The directorships were held by 571 IoD members across 1039 organisations.
Fraser said last year's fee survey showed many directors devoting more time to board duties, often for reduced or no fees due to the pandemic.
While there was a median increase in the fees of non-executive roles, this was not spread evenly across all types of organisation or industry.
"The housing market and construction industry are among the key drivers of our economic recovery, so it is perhaps unsurprising that the largest annual median fee industry movement was in property and real estate services at 10.3 per cent, followed by construction at 7.2 per cent," said Fraser.
"Industries showing no fee movements included accommodation and food services, administrative and support services, arts and recreation services, government administration and safety, mining, retail trade, and wholesale trade. Agriculture, forestry and fishing saw just a 0.1 per cent increase.
"At an organisational level, NZX-listed, statutory boards and Maori entities reported stable director fees, while council-controlled organisations and not-for-profit boards saw increases of 4.8 per cent and 4.4 per cent respectively."
The survey also found directors had more "virtual" meetings and more frequent engagement.
This year, 88 per cent of responders reported they had been able to attend board meetings or committees either virtually or in person. Only 8.2 per cent of organisations required meetings to be attended in person.
Overall, directors reported a median drop in the number of hours spent on board matters and most reported having three directorships, compared to four in the previous year.
"It appears the impact of the 'virtual workplace' brought about by the Covid-19 pandemic may have allowed directors to rationalise their commitments and for boards to be more efficient in their time commitments," Fraser said.

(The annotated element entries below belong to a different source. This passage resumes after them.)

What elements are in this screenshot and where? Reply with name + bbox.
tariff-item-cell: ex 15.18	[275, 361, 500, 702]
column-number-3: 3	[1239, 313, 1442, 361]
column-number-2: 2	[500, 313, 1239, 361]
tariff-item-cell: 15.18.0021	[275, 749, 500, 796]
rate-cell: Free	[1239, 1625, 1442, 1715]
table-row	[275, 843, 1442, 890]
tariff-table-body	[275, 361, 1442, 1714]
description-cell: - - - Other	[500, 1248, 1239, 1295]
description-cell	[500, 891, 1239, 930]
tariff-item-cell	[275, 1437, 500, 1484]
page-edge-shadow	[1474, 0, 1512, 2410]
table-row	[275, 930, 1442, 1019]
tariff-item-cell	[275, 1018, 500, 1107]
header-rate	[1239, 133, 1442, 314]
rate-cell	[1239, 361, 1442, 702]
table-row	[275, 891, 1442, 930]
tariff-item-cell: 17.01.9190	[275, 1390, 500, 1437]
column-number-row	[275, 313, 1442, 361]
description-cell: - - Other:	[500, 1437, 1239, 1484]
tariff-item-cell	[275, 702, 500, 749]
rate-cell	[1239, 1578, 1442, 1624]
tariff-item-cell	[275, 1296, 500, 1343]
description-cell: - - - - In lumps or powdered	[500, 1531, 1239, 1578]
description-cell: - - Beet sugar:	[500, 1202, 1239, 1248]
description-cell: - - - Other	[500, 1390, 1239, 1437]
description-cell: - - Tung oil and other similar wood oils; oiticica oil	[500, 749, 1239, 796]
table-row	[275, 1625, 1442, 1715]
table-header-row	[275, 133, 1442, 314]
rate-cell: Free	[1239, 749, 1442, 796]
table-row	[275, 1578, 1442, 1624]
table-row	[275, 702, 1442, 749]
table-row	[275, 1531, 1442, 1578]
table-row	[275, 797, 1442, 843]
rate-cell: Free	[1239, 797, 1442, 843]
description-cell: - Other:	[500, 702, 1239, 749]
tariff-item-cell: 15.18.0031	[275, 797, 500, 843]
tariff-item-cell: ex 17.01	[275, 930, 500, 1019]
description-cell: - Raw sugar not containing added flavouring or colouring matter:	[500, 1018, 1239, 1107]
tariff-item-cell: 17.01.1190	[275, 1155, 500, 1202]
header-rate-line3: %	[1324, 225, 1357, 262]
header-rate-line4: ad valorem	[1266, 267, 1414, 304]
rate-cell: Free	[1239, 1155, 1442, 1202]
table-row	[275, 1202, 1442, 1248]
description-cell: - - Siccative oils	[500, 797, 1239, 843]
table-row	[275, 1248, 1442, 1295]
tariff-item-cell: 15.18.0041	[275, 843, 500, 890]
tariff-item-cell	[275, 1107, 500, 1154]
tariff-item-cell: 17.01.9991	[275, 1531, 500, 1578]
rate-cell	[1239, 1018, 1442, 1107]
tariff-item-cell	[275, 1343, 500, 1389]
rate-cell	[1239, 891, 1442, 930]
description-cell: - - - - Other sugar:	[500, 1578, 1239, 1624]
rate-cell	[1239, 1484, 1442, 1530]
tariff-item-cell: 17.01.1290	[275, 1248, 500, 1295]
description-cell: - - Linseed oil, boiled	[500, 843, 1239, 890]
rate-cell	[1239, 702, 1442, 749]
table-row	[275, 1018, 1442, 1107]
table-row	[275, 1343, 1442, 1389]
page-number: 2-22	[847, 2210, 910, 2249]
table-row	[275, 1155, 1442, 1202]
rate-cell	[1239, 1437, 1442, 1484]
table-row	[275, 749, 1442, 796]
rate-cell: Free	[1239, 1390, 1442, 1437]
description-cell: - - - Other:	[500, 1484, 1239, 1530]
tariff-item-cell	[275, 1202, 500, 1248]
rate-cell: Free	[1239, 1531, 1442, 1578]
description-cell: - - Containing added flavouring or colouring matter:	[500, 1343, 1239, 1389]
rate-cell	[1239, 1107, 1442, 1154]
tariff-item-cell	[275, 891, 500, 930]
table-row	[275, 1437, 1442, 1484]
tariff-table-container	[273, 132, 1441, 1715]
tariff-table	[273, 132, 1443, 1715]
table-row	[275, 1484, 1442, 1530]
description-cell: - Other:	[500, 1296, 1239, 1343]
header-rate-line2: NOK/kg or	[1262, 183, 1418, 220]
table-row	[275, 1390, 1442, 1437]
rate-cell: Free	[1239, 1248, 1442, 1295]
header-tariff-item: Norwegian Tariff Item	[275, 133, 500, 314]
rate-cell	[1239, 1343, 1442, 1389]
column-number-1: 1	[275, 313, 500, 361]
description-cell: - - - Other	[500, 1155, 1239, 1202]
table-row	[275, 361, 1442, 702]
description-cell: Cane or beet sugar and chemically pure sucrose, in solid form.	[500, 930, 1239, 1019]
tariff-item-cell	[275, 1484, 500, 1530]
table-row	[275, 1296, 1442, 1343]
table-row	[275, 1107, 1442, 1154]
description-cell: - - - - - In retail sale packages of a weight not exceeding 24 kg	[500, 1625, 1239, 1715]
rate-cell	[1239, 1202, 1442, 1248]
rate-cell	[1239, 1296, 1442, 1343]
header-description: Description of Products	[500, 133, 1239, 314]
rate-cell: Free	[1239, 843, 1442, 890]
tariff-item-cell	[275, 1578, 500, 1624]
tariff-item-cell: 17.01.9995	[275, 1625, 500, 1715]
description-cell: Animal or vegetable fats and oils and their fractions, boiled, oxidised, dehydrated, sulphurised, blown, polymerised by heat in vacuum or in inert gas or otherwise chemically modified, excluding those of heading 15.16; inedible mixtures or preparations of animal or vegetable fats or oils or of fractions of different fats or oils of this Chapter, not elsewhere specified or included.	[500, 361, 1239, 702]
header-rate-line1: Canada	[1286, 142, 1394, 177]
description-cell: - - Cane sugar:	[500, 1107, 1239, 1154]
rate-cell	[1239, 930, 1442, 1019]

"In 2020, boards had to adjust swiftly to largely unforeseen challenges and entirely new ways of working. Some of the changes introduced out of necessity are likely to become convention. One thing we have learned over the last year or so is that the most successful boards – those that can confront challenge and grasp opportunity – are agile and adaptable."
EY's Una Diver said from the boardroom to the shop floor, the pandemic had radically changed perspectives around the how, when and where of work.
"The survey responses indicate that many boards have changed the way they meet," she said.
"More 'virtual' meetings and more frequent engagement are common themes, mirroring the employee experience. The impact of the 'virtual workplace' extends across areas of governance from culture to asset management and property footprint.
"While Covid-19 has added to the complexity of governance, it has also presented an opportunity for organisations and people leaders to adapt their approach to some of the key risk areas in the people arena, such as skills and talent, capital and cost and workforce planning.
"Across all aspects of governance, there are a watershed of changes occurring that will continue to provide intellectual challenge for directors."
It is the seventh time IoD has partnered with EY to produce its the directors' fees report, providing benchmarks to help organisations to set director fees.